3. Stretching Routine
A quick stretching session before bed or in the morning can do wonders for your body. This is probably one of the easiest things to do in the morning for me. Focus on areas that tend to get tight, like your neck, back, and hamstrings. Stretching helps improve flexibility and range of motion while relaxing your mind. I remind my children to do stretches as well to help with their aches and pains and also to feel better in general.
4. Bodyweight Strength
Even if you don’t have equipment, you can get a great workout with just your body. Try squats, wall push-ups, and seated leg lifts. These simple moves strengthen muscles and improve balance without putting too much strain on your joints. I personally purchased a kettlebell and do kettlebell swings at least 3 times a week along with some wall push-ups.
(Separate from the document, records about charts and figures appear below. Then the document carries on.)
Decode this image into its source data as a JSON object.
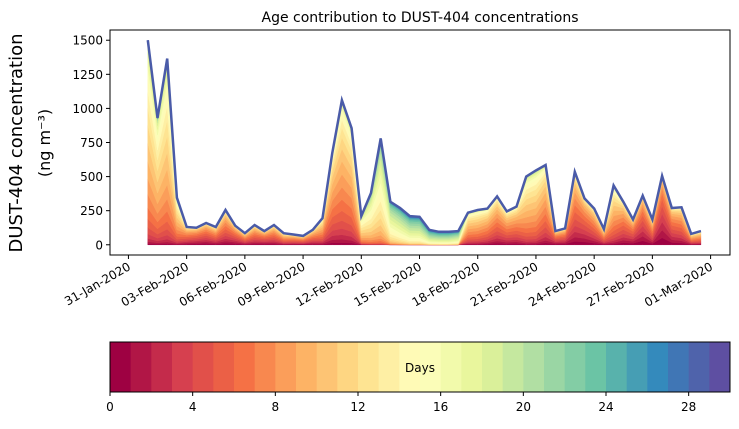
{
  "chart_data": {
    "type": "area",
    "stacked": true,
    "title": "Age contribution to DUST-404 concentrations",
    "ylabel_line1": "DUST-404 concentration",
    "ylabel_line2": "(ng m⁻³)",
    "xlabel": "",
    "ylim": [
      -75,
      1575
    ],
    "yticks": [
      0,
      250,
      500,
      750,
      1000,
      1250,
      1500
    ],
    "xlim_days_from_feb1": [
      -1.95,
      30.0
    ],
    "xticks": [
      {
        "day": -1,
        "label": "31-Jan-2020"
      },
      {
        "day": 2,
        "label": "03-Feb-2020"
      },
      {
        "day": 5,
        "label": "06-Feb-2020"
      },
      {
        "day": 8,
        "label": "09-Feb-2020"
      },
      {
        "day": 11,
        "label": "12-Feb-2020"
      },
      {
        "day": 14,
        "label": "15-Feb-2020"
      },
      {
        "day": 17,
        "label": "18-Feb-2020"
      },
      {
        "day": 20,
        "label": "21-Feb-2020"
      },
      {
        "day": 23,
        "label": "24-Feb-2020"
      },
      {
        "day": 26,
        "label": "27-Feb-2020"
      },
      {
        "day": 29,
        "label": "01-Mar-2020"
      }
    ],
    "x_start_day_from_feb1": 0,
    "x_step_days": 0.5,
    "total": [
      1500,
      930,
      1365,
      345,
      130,
      125,
      160,
      130,
      255,
      140,
      85,
      145,
      100,
      145,
      85,
      75,
      65,
      110,
      195,
      670,
      1060,
      855,
      210,
      380,
      780,
      315,
      270,
      210,
      205,
      110,
      95,
      95,
      100,
      235,
      255,
      265,
      355,
      245,
      280,
      500,
      545,
      585,
      100,
      120,
      535,
      340,
      265,
      115,
      435,
      315,
      185,
      360,
      185,
      505,
      270,
      275,
      80,
      100
    ],
    "age_center_days": [
      11,
      11,
      11,
      10,
      6,
      5,
      5,
      6,
      6,
      5,
      6,
      6,
      5,
      6,
      7,
      6,
      6,
      6,
      8,
      8,
      9,
      9,
      12,
      14,
      15,
      17,
      18,
      19,
      19,
      20,
      20,
      20,
      19,
      9,
      9,
      8,
      7,
      7,
      7,
      10,
      10,
      8,
      5,
      5,
      6,
      5,
      6,
      7,
      9,
      6,
      5,
      4,
      6,
      3,
      5,
      6,
      7,
      7
    ],
    "age_spread_days": 4.5,
    "colorbar": {
      "label": "Days",
      "range": [
        0,
        30
      ],
      "bins": 30,
      "ticks": [
        0,
        4,
        8,
        12,
        16,
        20,
        24,
        28
      ],
      "colormap": [
        "#9e0142",
        "#d53e4f",
        "#f46d43",
        "#fdae61",
        "#fee08b",
        "#ffffbf",
        "#e6f598",
        "#abdda4",
        "#66c2a5",
        "#3288bd",
        "#5e4fa2"
      ]
    },
    "outline_color": "#4a5ba8"
  }
}
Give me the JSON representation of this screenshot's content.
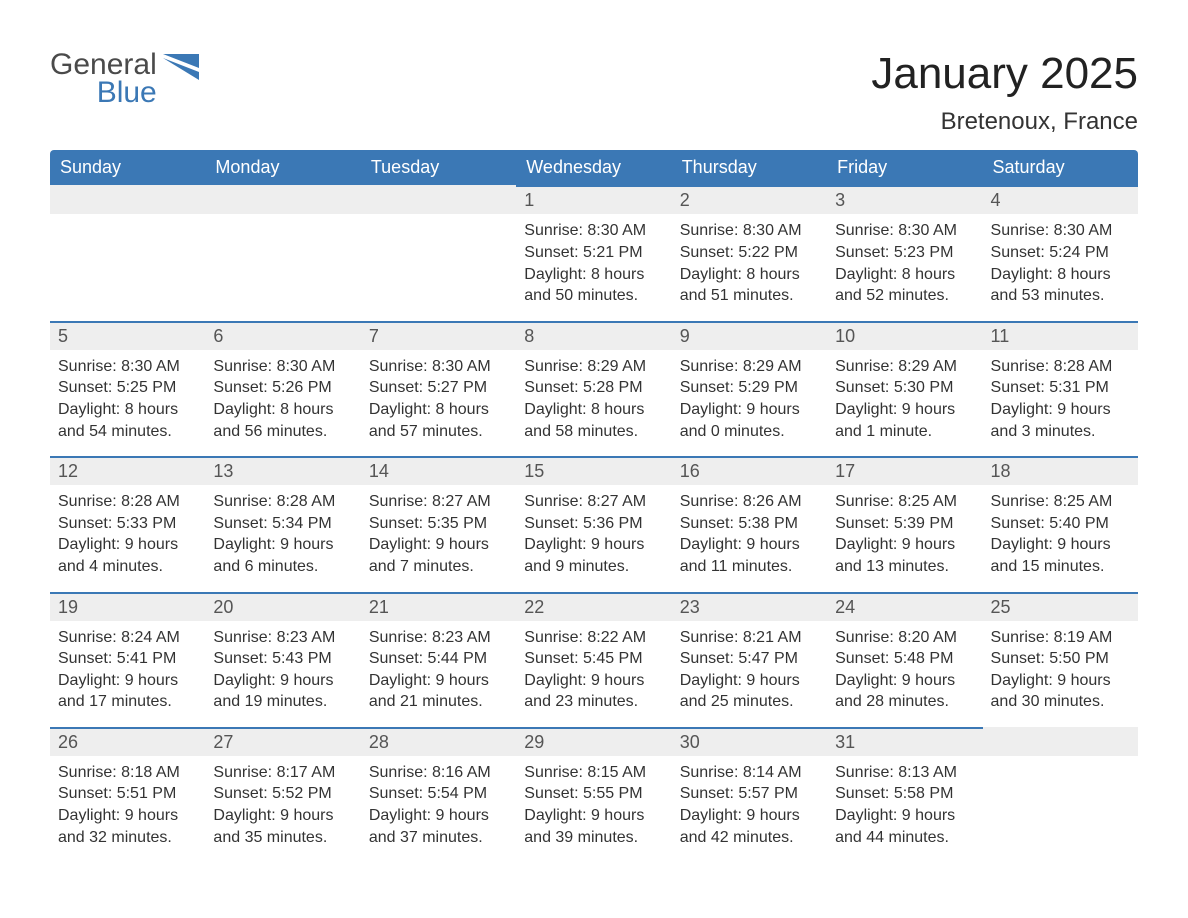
{
  "brand": {
    "word1": "General",
    "word2": "Blue",
    "word1_color": "#4a4a4a",
    "word2_color": "#3b78b5",
    "shape_color": "#3b78b5"
  },
  "title": "January 2025",
  "location": "Bretenoux, France",
  "colors": {
    "header_bg": "#3b78b5",
    "header_text": "#ffffff",
    "daynum_bg": "#eeeeee",
    "daynum_border": "#3b78b5",
    "text": "#333333",
    "background": "#ffffff"
  },
  "weekdays": [
    "Sunday",
    "Monday",
    "Tuesday",
    "Wednesday",
    "Thursday",
    "Friday",
    "Saturday"
  ],
  "weeks": [
    [
      {
        "empty": true
      },
      {
        "empty": true
      },
      {
        "empty": true
      },
      {
        "n": "1",
        "sunrise": "Sunrise: 8:30 AM",
        "sunset": "Sunset: 5:21 PM",
        "day1": "Daylight: 8 hours",
        "day2": "and 50 minutes."
      },
      {
        "n": "2",
        "sunrise": "Sunrise: 8:30 AM",
        "sunset": "Sunset: 5:22 PM",
        "day1": "Daylight: 8 hours",
        "day2": "and 51 minutes."
      },
      {
        "n": "3",
        "sunrise": "Sunrise: 8:30 AM",
        "sunset": "Sunset: 5:23 PM",
        "day1": "Daylight: 8 hours",
        "day2": "and 52 minutes."
      },
      {
        "n": "4",
        "sunrise": "Sunrise: 8:30 AM",
        "sunset": "Sunset: 5:24 PM",
        "day1": "Daylight: 8 hours",
        "day2": "and 53 minutes."
      }
    ],
    [
      {
        "n": "5",
        "sunrise": "Sunrise: 8:30 AM",
        "sunset": "Sunset: 5:25 PM",
        "day1": "Daylight: 8 hours",
        "day2": "and 54 minutes."
      },
      {
        "n": "6",
        "sunrise": "Sunrise: 8:30 AM",
        "sunset": "Sunset: 5:26 PM",
        "day1": "Daylight: 8 hours",
        "day2": "and 56 minutes."
      },
      {
        "n": "7",
        "sunrise": "Sunrise: 8:30 AM",
        "sunset": "Sunset: 5:27 PM",
        "day1": "Daylight: 8 hours",
        "day2": "and 57 minutes."
      },
      {
        "n": "8",
        "sunrise": "Sunrise: 8:29 AM",
        "sunset": "Sunset: 5:28 PM",
        "day1": "Daylight: 8 hours",
        "day2": "and 58 minutes."
      },
      {
        "n": "9",
        "sunrise": "Sunrise: 8:29 AM",
        "sunset": "Sunset: 5:29 PM",
        "day1": "Daylight: 9 hours",
        "day2": "and 0 minutes."
      },
      {
        "n": "10",
        "sunrise": "Sunrise: 8:29 AM",
        "sunset": "Sunset: 5:30 PM",
        "day1": "Daylight: 9 hours",
        "day2": "and 1 minute."
      },
      {
        "n": "11",
        "sunrise": "Sunrise: 8:28 AM",
        "sunset": "Sunset: 5:31 PM",
        "day1": "Daylight: 9 hours",
        "day2": "and 3 minutes."
      }
    ],
    [
      {
        "n": "12",
        "sunrise": "Sunrise: 8:28 AM",
        "sunset": "Sunset: 5:33 PM",
        "day1": "Daylight: 9 hours",
        "day2": "and 4 minutes."
      },
      {
        "n": "13",
        "sunrise": "Sunrise: 8:28 AM",
        "sunset": "Sunset: 5:34 PM",
        "day1": "Daylight: 9 hours",
        "day2": "and 6 minutes."
      },
      {
        "n": "14",
        "sunrise": "Sunrise: 8:27 AM",
        "sunset": "Sunset: 5:35 PM",
        "day1": "Daylight: 9 hours",
        "day2": "and 7 minutes."
      },
      {
        "n": "15",
        "sunrise": "Sunrise: 8:27 AM",
        "sunset": "Sunset: 5:36 PM",
        "day1": "Daylight: 9 hours",
        "day2": "and 9 minutes."
      },
      {
        "n": "16",
        "sunrise": "Sunrise: 8:26 AM",
        "sunset": "Sunset: 5:38 PM",
        "day1": "Daylight: 9 hours",
        "day2": "and 11 minutes."
      },
      {
        "n": "17",
        "sunrise": "Sunrise: 8:25 AM",
        "sunset": "Sunset: 5:39 PM",
        "day1": "Daylight: 9 hours",
        "day2": "and 13 minutes."
      },
      {
        "n": "18",
        "sunrise": "Sunrise: 8:25 AM",
        "sunset": "Sunset: 5:40 PM",
        "day1": "Daylight: 9 hours",
        "day2": "and 15 minutes."
      }
    ],
    [
      {
        "n": "19",
        "sunrise": "Sunrise: 8:24 AM",
        "sunset": "Sunset: 5:41 PM",
        "day1": "Daylight: 9 hours",
        "day2": "and 17 minutes."
      },
      {
        "n": "20",
        "sunrise": "Sunrise: 8:23 AM",
        "sunset": "Sunset: 5:43 PM",
        "day1": "Daylight: 9 hours",
        "day2": "and 19 minutes."
      },
      {
        "n": "21",
        "sunrise": "Sunrise: 8:23 AM",
        "sunset": "Sunset: 5:44 PM",
        "day1": "Daylight: 9 hours",
        "day2": "and 21 minutes."
      },
      {
        "n": "22",
        "sunrise": "Sunrise: 8:22 AM",
        "sunset": "Sunset: 5:45 PM",
        "day1": "Daylight: 9 hours",
        "day2": "and 23 minutes."
      },
      {
        "n": "23",
        "sunrise": "Sunrise: 8:21 AM",
        "sunset": "Sunset: 5:47 PM",
        "day1": "Daylight: 9 hours",
        "day2": "and 25 minutes."
      },
      {
        "n": "24",
        "sunrise": "Sunrise: 8:20 AM",
        "sunset": "Sunset: 5:48 PM",
        "day1": "Daylight: 9 hours",
        "day2": "and 28 minutes."
      },
      {
        "n": "25",
        "sunrise": "Sunrise: 8:19 AM",
        "sunset": "Sunset: 5:50 PM",
        "day1": "Daylight: 9 hours",
        "day2": "and 30 minutes."
      }
    ],
    [
      {
        "n": "26",
        "sunrise": "Sunrise: 8:18 AM",
        "sunset": "Sunset: 5:51 PM",
        "day1": "Daylight: 9 hours",
        "day2": "and 32 minutes."
      },
      {
        "n": "27",
        "sunrise": "Sunrise: 8:17 AM",
        "sunset": "Sunset: 5:52 PM",
        "day1": "Daylight: 9 hours",
        "day2": "and 35 minutes."
      },
      {
        "n": "28",
        "sunrise": "Sunrise: 8:16 AM",
        "sunset": "Sunset: 5:54 PM",
        "day1": "Daylight: 9 hours",
        "day2": "and 37 minutes."
      },
      {
        "n": "29",
        "sunrise": "Sunrise: 8:15 AM",
        "sunset": "Sunset: 5:55 PM",
        "day1": "Daylight: 9 hours",
        "day2": "and 39 minutes."
      },
      {
        "n": "30",
        "sunrise": "Sunrise: 8:14 AM",
        "sunset": "Sunset: 5:57 PM",
        "day1": "Daylight: 9 hours",
        "day2": "and 42 minutes."
      },
      {
        "n": "31",
        "sunrise": "Sunrise: 8:13 AM",
        "sunset": "Sunset: 5:58 PM",
        "day1": "Daylight: 9 hours",
        "day2": "and 44 minutes."
      },
      {
        "empty": true
      }
    ]
  ]
}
5. Tai Chi or Martial Arts
This ancient practice involves slow, deliberate movements and deep breathing. It’s a fantastic way to increase flexibility, improve balance, and reduce stress. The flowing motions can be done in 10 minutes, leaving you feeling centered and calm. You can also look into a class at your local martial arts studio. Tae Kwon Do or Brazilian Jui Jitsu is not just for self defense, it’s actually great for movement and can be enjoyed by the whole family.
Make It Part of Your Routine
The most important thing is to find what works for you and stick with it. Or you can mix it up to prevent monotony, but it does need to become “routine” Here are a few tips to help you make moving your body part of your daily routine:
- Set a timer: If you’re short on time, set a timer for 10 minutes and do what you can.
- Incorporate it into daily tasks: Walk while your kids are at practice, stretch while watching TV, or do some squats while waiting for dinner to cook.
- Prioritize it: Just like any other important task, schedule movement into your day. Even 10 minutes is better than nothing!
Final Thoughts
As moms, we give so much of ourselves to others, but we need to remember that our health is just as important. My mother didn’t like to stop moving. If she stood or sat still for too long she said she would get “stoved-up” meaning she was stiff and achy. She knew she needed to get up and move around to prevent that unpleasant feeling. Moving your body daily, even for just a few minutes, can improve both your mental and physical well-being. So, let’s make a commitment to prioritize ourselves, one small step at a time.
Your body—and mind—will thank you! Now get up and get moving!!